Your loss is a sadness most of us animal lovers can identify with as we have had these same losses and had to make the hard choices for the one thing that has given us unconditional love for the entire span of their lives.

It is still etched in my memory and it has been 16 long months since I had to do this for my dog. His picture with cocked head sits above my desk to help me over the rough time.

It is the single hardest thing I have had to do, times 8...and even though I KNOW the job had to be done each time I did it, so I have decided that I do NOT have the backbone to do it anymore. It is just too hard. I hope when MY time comes someone with the courage can help me over the edge too. It is my single biggest worry as I get older.

Time is a healer of sorts....remember the good times and pull those moments out of your memory bank and play them often....it helps.
 

skutr

New member
I think God made dogs to love us and to give us a glimpse of His love. All good dogs go straight to heaven and will be waiting for us when our work is done and we go home to our Father. I will pray Dodge.

Blessings - Skutr
 

m8man

Moderator
Sorry to hear of your loss switch. My heart goes out to you and your family. We lost a chocolate to a freak car accident at 4 yrs old, then lost a yellow at one year old due to a spinal stroke causing paralysis. Pets are great and sometimes we take them for granted. It sure sounds like your buddy was treated well. You will find peace, in time, knowing you did the right thing.

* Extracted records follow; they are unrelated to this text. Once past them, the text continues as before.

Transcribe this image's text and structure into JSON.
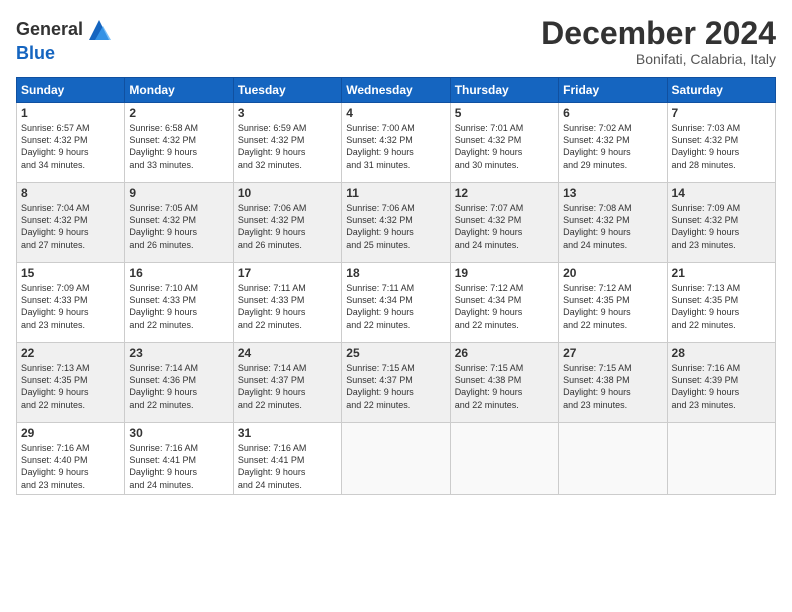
{
  "header": {
    "logo_line1": "General",
    "logo_line2": "Blue",
    "month": "December 2024",
    "location": "Bonifati, Calabria, Italy"
  },
  "weekdays": [
    "Sunday",
    "Monday",
    "Tuesday",
    "Wednesday",
    "Thursday",
    "Friday",
    "Saturday"
  ],
  "weeks": [
    [
      {
        "day": "1",
        "info": "Sunrise: 6:57 AM\nSunset: 4:32 PM\nDaylight: 9 hours\nand 34 minutes."
      },
      {
        "day": "2",
        "info": "Sunrise: 6:58 AM\nSunset: 4:32 PM\nDaylight: 9 hours\nand 33 minutes."
      },
      {
        "day": "3",
        "info": "Sunrise: 6:59 AM\nSunset: 4:32 PM\nDaylight: 9 hours\nand 32 minutes."
      },
      {
        "day": "4",
        "info": "Sunrise: 7:00 AM\nSunset: 4:32 PM\nDaylight: 9 hours\nand 31 minutes."
      },
      {
        "day": "5",
        "info": "Sunrise: 7:01 AM\nSunset: 4:32 PM\nDaylight: 9 hours\nand 30 minutes."
      },
      {
        "day": "6",
        "info": "Sunrise: 7:02 AM\nSunset: 4:32 PM\nDaylight: 9 hours\nand 29 minutes."
      },
      {
        "day": "7",
        "info": "Sunrise: 7:03 AM\nSunset: 4:32 PM\nDaylight: 9 hours\nand 28 minutes."
      }
    ],
    [
      {
        "day": "8",
        "info": "Sunrise: 7:04 AM\nSunset: 4:32 PM\nDaylight: 9 hours\nand 27 minutes."
      },
      {
        "day": "9",
        "info": "Sunrise: 7:05 AM\nSunset: 4:32 PM\nDaylight: 9 hours\nand 26 minutes."
      },
      {
        "day": "10",
        "info": "Sunrise: 7:06 AM\nSunset: 4:32 PM\nDaylight: 9 hours\nand 26 minutes."
      },
      {
        "day": "11",
        "info": "Sunrise: 7:06 AM\nSunset: 4:32 PM\nDaylight: 9 hours\nand 25 minutes."
      },
      {
        "day": "12",
        "info": "Sunrise: 7:07 AM\nSunset: 4:32 PM\nDaylight: 9 hours\nand 24 minutes."
      },
      {
        "day": "13",
        "info": "Sunrise: 7:08 AM\nSunset: 4:32 PM\nDaylight: 9 hours\nand 24 minutes."
      },
      {
        "day": "14",
        "info": "Sunrise: 7:09 AM\nSunset: 4:32 PM\nDaylight: 9 hours\nand 23 minutes."
      }
    ],
    [
      {
        "day": "15",
        "info": "Sunrise: 7:09 AM\nSunset: 4:33 PM\nDaylight: 9 hours\nand 23 minutes."
      },
      {
        "day": "16",
        "info": "Sunrise: 7:10 AM\nSunset: 4:33 PM\nDaylight: 9 hours\nand 22 minutes."
      },
      {
        "day": "17",
        "info": "Sunrise: 7:11 AM\nSunset: 4:33 PM\nDaylight: 9 hours\nand 22 minutes."
      },
      {
        "day": "18",
        "info": "Sunrise: 7:11 AM\nSunset: 4:34 PM\nDaylight: 9 hours\nand 22 minutes."
      },
      {
        "day": "19",
        "info": "Sunrise: 7:12 AM\nSunset: 4:34 PM\nDaylight: 9 hours\nand 22 minutes."
      },
      {
        "day": "20",
        "info": "Sunrise: 7:12 AM\nSunset: 4:35 PM\nDaylight: 9 hours\nand 22 minutes."
      },
      {
        "day": "21",
        "info": "Sunrise: 7:13 AM\nSunset: 4:35 PM\nDaylight: 9 hours\nand 22 minutes."
      }
    ],
    [
      {
        "day": "22",
        "info": "Sunrise: 7:13 AM\nSunset: 4:35 PM\nDaylight: 9 hours\nand 22 minutes."
      },
      {
        "day": "23",
        "info": "Sunrise: 7:14 AM\nSunset: 4:36 PM\nDaylight: 9 hours\nand 22 minutes."
      },
      {
        "day": "24",
        "info": "Sunrise: 7:14 AM\nSunset: 4:37 PM\nDaylight: 9 hours\nand 22 minutes."
      },
      {
        "day": "25",
        "info": "Sunrise: 7:15 AM\nSunset: 4:37 PM\nDaylight: 9 hours\nand 22 minutes."
      },
      {
        "day": "26",
        "info": "Sunrise: 7:15 AM\nSunset: 4:38 PM\nDaylight: 9 hours\nand 22 minutes."
      },
      {
        "day": "27",
        "info": "Sunrise: 7:15 AM\nSunset: 4:38 PM\nDaylight: 9 hours\nand 23 minutes."
      },
      {
        "day": "28",
        "info": "Sunrise: 7:16 AM\nSunset: 4:39 PM\nDaylight: 9 hours\nand 23 minutes."
      }
    ],
    [
      {
        "day": "29",
        "info": "Sunrise: 7:16 AM\nSunset: 4:40 PM\nDaylight: 9 hours\nand 23 minutes."
      },
      {
        "day": "30",
        "info": "Sunrise: 7:16 AM\nSunset: 4:41 PM\nDaylight: 9 hours\nand 24 minutes."
      },
      {
        "day": "31",
        "info": "Sunrise: 7:16 AM\nSunset: 4:41 PM\nDaylight: 9 hours\nand 24 minutes."
      },
      null,
      null,
      null,
      null
    ]
  ]
}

I still think about how sad my little 3 yr old boy was when we told him that our pup passed. He is now 5 and mentions how good the dog was and it brings a smile to our face.

In time, thoughts of Dodge, will bring nothing but smiles to your face. It sure sounds like he was treated like royalty. I don't really know what else to say besides, it sure sounds like you did things right.

Rest & Peace

m8man
 

LoveMyDobe

Active member
I am crying my eyes for you right now, I have always givin advise about loosing a pet too many times. I don't want to repeat myself again, all I can say is I know what you are feeling. GOD it sucks what our 4 legged friends put us thru when they leave us. He will be in good company in Heaven till you meet up with him. GODSPEED to Dodge RIP
 

switch07

Member
Mrs. Switch here...thank you all for your very kind messages. This extremely hard I miss my boy Dodge so much. Things just are so empty without him. I hope and pray that he is now free and running cancer free. I love you and miss you Dodgie.